Concept map for regular expression matching
Figure 4.5: Regular expression matching concept map.

Exercises

Looping

Rewrite the matchers so that a top-level object manages a list of matchers, none of which know about any of the others. Is this design simpler or more complicated than the Chain of Responsibility design?

Length Plus One

Why does the upper bound of the loop in the final version of Any run to len(text) + 1?

Find One or More

Extend the regular expression matcher to support +, meaning “match one or more characters”.

Match Sets of Characters

  1. Add a new matching class that matches any character from a set, so that Charset('aeiou') matches any lower-case vowel.

  2. Create a matcher that matches a range of characters. For example, Range("a", "z") matches any single lower-case Latin alphabetic character. (This is just a convenience matcher: ranges can always be spelled out in full.)

  3. Write some tests for your matchers.

Exclusion

  1. Create a matcher that doesn’t match a specified pattern. For example, Not(Lit("abc")) only succeeds if the text isn’t “abc”.

  2. Write some tests for it.

Make Repetition More Efficient

Rewrite Any so that it does not repeatedly re-match text.

Multiple Alternatives

  1. Modify Either so that it can match any number of sub-patterns, not just two.

  2. Write some tests for it.

  3. What does your implementation do when no sub-patterns are specified?

Returning Matches

Modify the matcher so that it returns the substrings that matched each part of the expression.
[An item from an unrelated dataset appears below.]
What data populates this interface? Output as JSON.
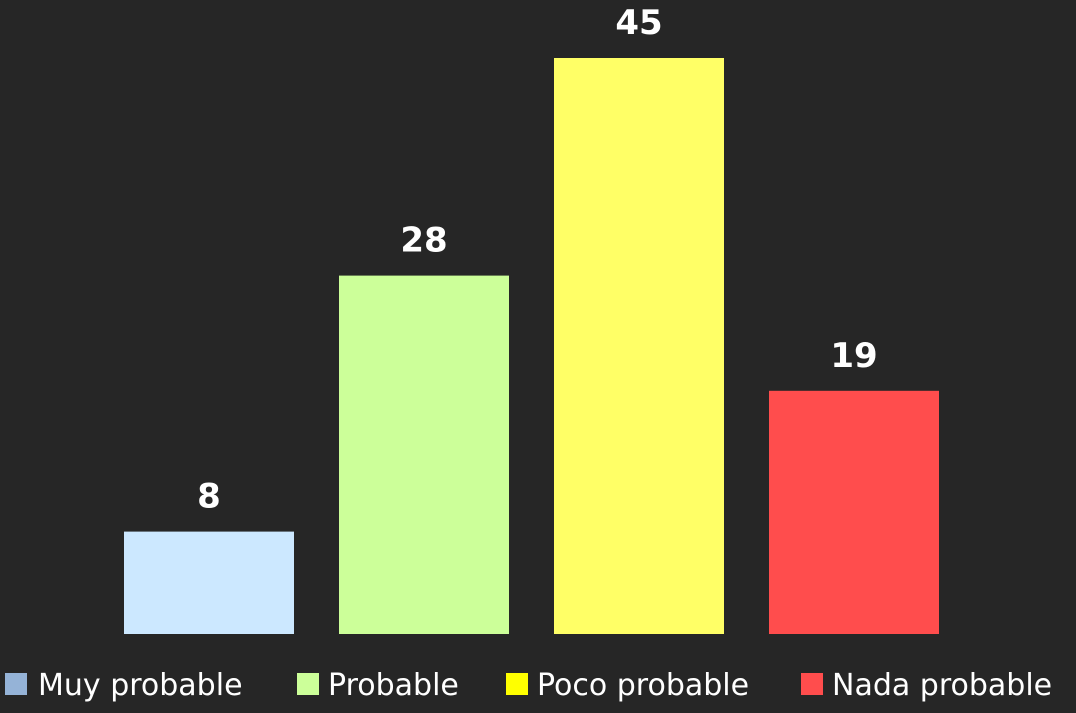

For example, when *.txt matches name.txt, the library should return some indication that * matched the string "name".

Alternative Matching

The tool we have built implements lazy matching, i.e., the * character matches the shortest string it can that results in the overall pattern matching. Modify the code to do greedy matching instead, and combine it with the solution to the previous exercise for testing.